A common misconception is that “that” and “which” can always be used interchangeably. This is not true. They have specific roles in sentences, as we’ve seen with restrictive and nonrestrictive clauses.

👩‍💼 Believing “Which” Sounds More Formal Than “That”

Lastly, some people think that “which” sounds more formal or sophisticated than “that.” This is not necessarily the case. The choice between “that” and “which” should be based on the structure of the sentence, not on a desire to sound more formal.

By keeping these points in mind, you can avoid common errors and use “that” and “which” correctly in your writing.

That vs. Which Exercises

Now, that you feel a little bit more confident about using “which” and “that” in sentences, let’s do some exercises to really lock in the progress. below, you can also find the answers to each exercise.
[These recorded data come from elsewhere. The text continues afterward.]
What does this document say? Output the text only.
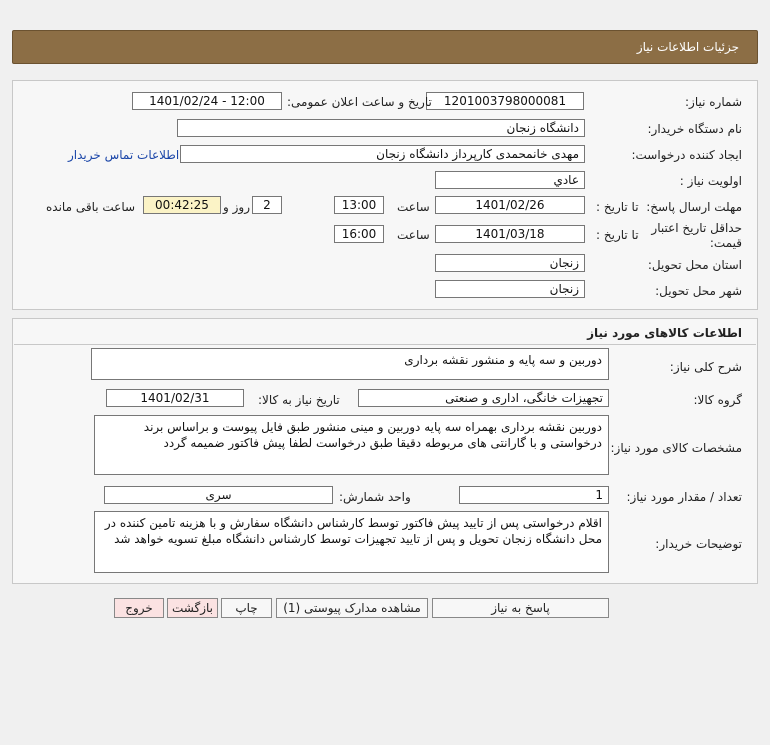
جزئیات اطلاعات نیاز
شماره نیاز:
1201003798000081
تاریخ و ساعت اعلان عمومی:
1401/02/24 - 12:00
نام دستگاه خريدار:
دانشگاه زنجان
ایجاد کننده درخواست:
مهدی خانمحمدی کارپرداز دانشگاه زنجان
اطلاعات تماس خریدار
اولويت نياز :
عادي
مهلت ارسال پاسخ:
تا تاریخ :
1401/02/26
ساعت
13:00
2
روز و
00:42:25
ساعت باقی مانده
حداقل تاریخ اعتبار
قیمت:
تا تاریخ :
1401/03/18
ساعت
16:00
استان محل تحویل:
زنجان
شهر محل تحویل:
زنجان
اطلاعات کالاهای مورد نیاز
شرح کلی نیاز:
دوربین و سه پایه و منشور نقشه برداری
گروه کالا:
تجهیزات خانگی، اداری و صنعتی
تاریخ نیاز به کالا:
1401/02/31
مشخصات کالای مورد نیاز:
دوربین نقشه برداری بهمراه سه پایه دوربین و مینی منشور طبق فایل پیوست و براساس برند درخواستی و با گارانتی های مربوطه دقیقا طبق درخواست لطفا پیش فاکتور ضمیمه گردد
تعداد / مقدار مورد نیاز:
1
واحد شمارش:
سری
توضیحات خریدار:
اقلام درخواستی پس از تایید پیش فاکتور توسط کارشناس دانشگاه سفارش و با هزینه تامین کننده در محل دانشگاه زنجان تحویل و پس از تایید تجهیزات توسط کارشناس دانشگاه مبلغ تسویه خواهد شد
پاسخ به نیاز
مشاهده مدارک پیوستی (1)
چاپ
بازگشت
خروج
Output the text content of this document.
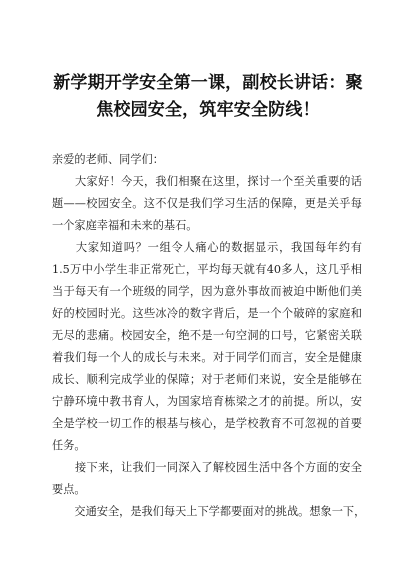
新学期开学安全第一课，副校长讲话：聚
焦校园安全，筑牢安全防线！
亲爱的老师、同学们：
　　大家好！今天，我们相聚在这里，探讨一个至关重要的话
题——校园安全。这不仅是我们学习生活的保障，更是关乎每
一个家庭幸福和未来的基石。
　　大家知道吗？一组令人痛心的数据显示，我国每年约有
1.5万中小学生非正常死亡，平均每天就有40多人，这几乎相
当于每天有一个班级的同学，因为意外事故而被迫中断他们美
好的校园时光。这些冰冷的数字背后，是一个个破碎的家庭和
无尽的悲痛。校园安全，绝不是一句空洞的口号，它紧密关联
着我们每一个人的成长与未来。对于同学们而言，安全是健康
成长、顺利完成学业的保障；对于老师们来说，安全是能够在
宁静环境中教书育人，为国家培育栋梁之才的前提。所以，安
全是学校一切工作的根基与核心，是学校教育不可忽视的首要
任务。
　　接下来，让我们一同深入了解校园生活中各个方面的安全
要点。
　　交通安全，是我们每天上下学都要面对的挑战。想象一下，
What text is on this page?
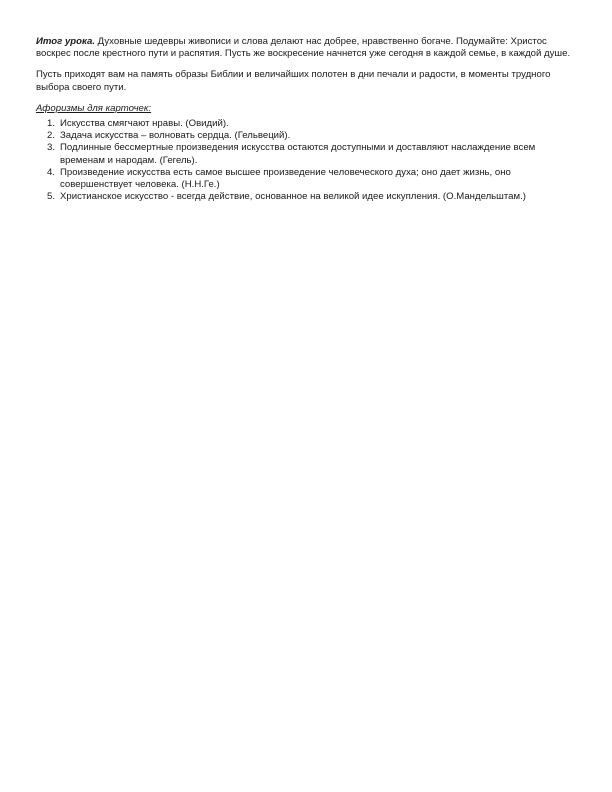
Итог урока. Духовные шедевры живописи и слова делают нас добрее, нравственно богаче. Подумайте: Христос воскрес после крестного пути и распятия. Пусть же воскресение начнется уже сегодня в каждой семье, в каждой душе.

Пусть приходят вам на память образы Библии и величайших полотен в дни печали и радости, в моменты трудного выбора своего пути.

Афоризмы для карточек:

1. Искусства смягчают нравы. (Овидий).
2. Задача искусства – волновать сердца. (Гельвеций).
3. Подлинные бессмертные произведения искусства остаются доступными и доставляют наслаждение всем временам и народам. (Гегель).
4. Произведение искусства есть самое высшее произведение человеческого духа; оно дает жизнь, оно совершенствует человека. (Н.Н.Ге.)
5. Христианское искусство - всегда действие, основанное на великой идее искупления. (О.Мандельштам.)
No peeking!

Exercise 1

Choose the correct word (that or which) to complete each sentence:

  1. The book _____ is on the table is mine.
  2. My bicycle, _____ has a blue frame, is parked outside.
  3. The cake _____ my mom made tastes delicious.
  4. The library, _____ was built in the 19th century, is a historic landmark.
  5. I can’t find the pen _____ I was using yesterday.


  1. that
  2. which
  3. that
  4. which
  5. that

Exercise 2

Correct the following sentences if necessary:

  1. The car which I bought last year is already having problems.
  2. My favorite movie, that won several awards, is being shown on TV tonight.
  3. The house that has a red door belongs to my aunt.
  4. The painting, which was stolen last year, has been recovered.
  5. She gave me the letter that was sealed in an envelope.


  1. The car that I bought last year is already having problems.
  2. My favorite movie, which won several awards, is being shown on TV tonight.
  3. (No correction needed)
  4. (No correction needed)
  5. (No correction needed)

Exercise 3

Add commas to the following sentences where needed:

  1. The book which was lying on the table is now missing.
  2. My laptop that I bought last month is already outdated.
  3. The museum which is located downtown is closed on Mondays.
  4. His advice which he gave me was very helpful.
  5. The flowers that are blooming in the garden are beautiful.
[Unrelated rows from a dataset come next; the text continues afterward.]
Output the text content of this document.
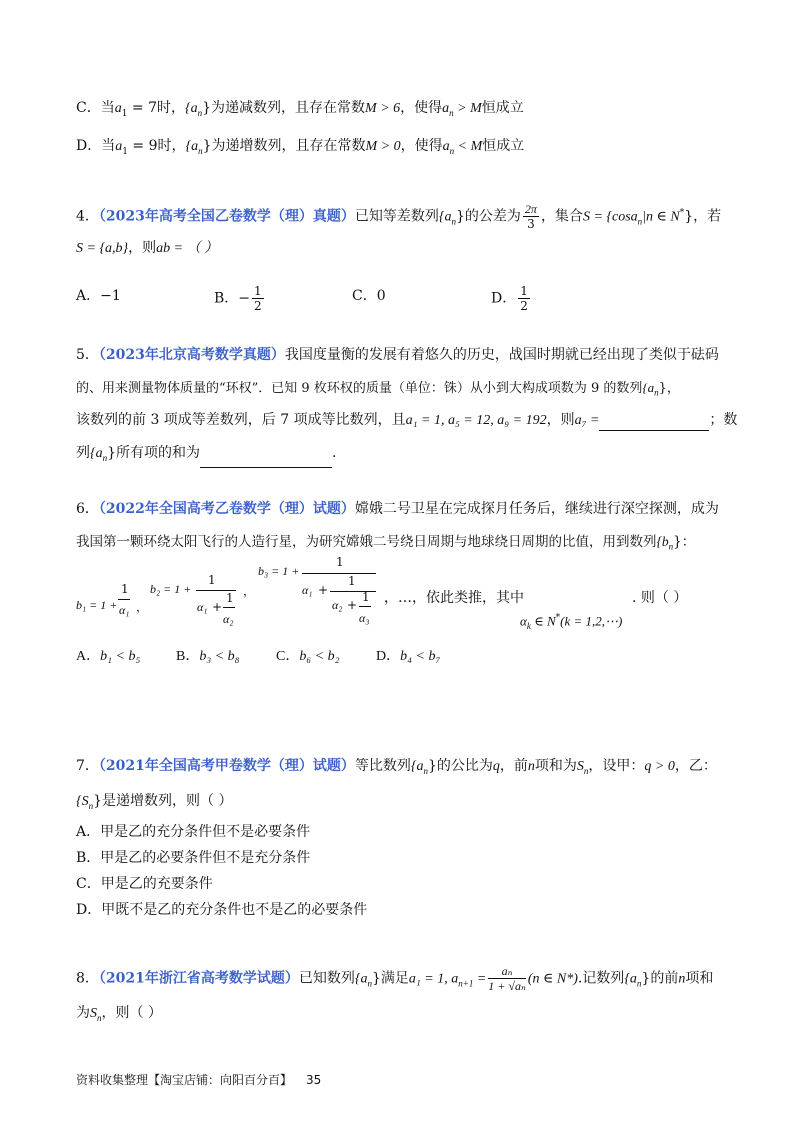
C．当$a_1 = 7$时，$\{a_n\}$为递减数列，且存在常数M > 6，使得$a_n > M$恒成立
D．当$a_1 = 9$时，$\{a_n\}$为递增数列，且存在常数M > 0，使得$a_n < M$恒成立
4．（2023年高考全国乙卷数学（理）真题）已知等差数列$\{a_n\}$的公差为 $\frac{2\pi}{3}$ ，集合S = {cosa$_n$|n ∈ N*}，若
S = {a,b}，则ab = （ ）
A．−1	B．− $\frac{1}{2}$	C．0	D． $\frac{1}{2}$
5．（2023年北京高考数学真题）我国度量衡的发展有着悠久的历史，战国时期就已经出现了类似于砝码
的、用来测量物体质量的“环权”．已知 9 枚环权的质量（单位：铢）从小到大构成项数为 9 的数列$\{a_n\}$，
该数列的前 3 项成等差数列，后 7 项成等比数列，且a₁ = 1, a₅ = 12, a₉ = 192，则a₇ =	；数
列$\{a_n\}$所有项的和为	.
6．（2022年全国高考乙卷数学（理）试题）嫦娥二号卫星在完成探月任务后，继续进行深空探测，成为
我国第一颗环绕太阳飞行的人造行星，为研究嫦娥二号绕日周期与地球绕日周期的比值，用到数列$\{b_n\}$：
b₁ = 1 +
1
α₁ ，
b₂ = 1 +
1
α₁ +
1
α₂
，
b₃ = 1 +
1
α₁ +
1
α₂ +
1
α₃
，…，依此类推，其中
$\alpha_k$ ∈ N*(k = 1,2,⋯)
. 则（ ）
A．b₁ < b₅	B．b₃ < b₈	C．b₆ < b₂	D．b₄ < b₇
7．（2021年全国高考甲卷数学（理）试题）等比数列$\{a_n\}$的公比为q，前n项和为$S_n$，设甲：q > 0，乙：
$\{S_n\}$是递增数列，则（ ）
A．甲是乙的充分条件但不是必要条件
B．甲是乙的必要条件但不是充分条件
C．甲是乙的充要条件
D．甲既不是乙的充分条件也不是乙的必要条件
8．（2021年浙江省高考数学试题）已知数列$\{a_n\}$满足a₁ = 1, $a_{n+1} = \frac{\text{aₙ}}{\text{1 + √aₙ}} (n$ ∈ N*).记数列$\{a_n\}$的前n项和
为$S_n$，则（ ）
资料收集整理【淘宝店铺：向阳百分百】 35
  1. The book, which was lying on the table, is now missing.
  2. (No commas needed)
  3. The museum, which is located downtown, is closed on Mondays.
  4. His advice, which he gave me, was very helpful.
  5. (No commas needed)

In summary, the choice between “that” and “which” is a crucial aspect of English grammar that can significantly impact the clarity of your writing. By recognizing the difference between restrictive and nonrestrictive clauses, you can use “that” and “which” correctly and confidently. Remember, “that” is used for essential information, while “which” is used for additional details. With practice and attention to detail, you can master this distinction and enhance your communication skills. So, the next time you write, take a moment to consider whether “that” or “which” is the right choice for your sentence.


What is the difference between “that” and “which”?

The difference between “that” and “which” lies in their usage in clauses. “That” is used in restrictive clauses, which provide essential information to the sentence. “Which” is used in nonrestrictive clauses, which add extra, non-essential information and are usually set off by commas.

When should I use “that” instead of “which”?

You should use “that” instead of “which” when the clause is restrictive, meaning it provides essential information to the sentence. For example, “The book that is on the table is mine” indicates that the specific book on the table is being referred to, and this detail is crucial to the sentence’s meaning.

Are “that” and “which” interchangeable?

No, “that” and “which” are not interchangeable. They serve different functions in sentences, with “that” used for restrictive clauses and “which” used for nonrestrictive clauses. Using them interchangeably can lead to confusion or change the meaning of a sentence.

How do I know which one to use in a sentence?

To determine which one to use in a sentence, identify whether the clause is restrictive (essential information) or nonrestrictive (additional information). Use “that” for restrictive clauses and “which” for nonrestrictive clauses. If removing the clause would change the sentence’s meaning, use “that”; if it wouldn’t, use “which.”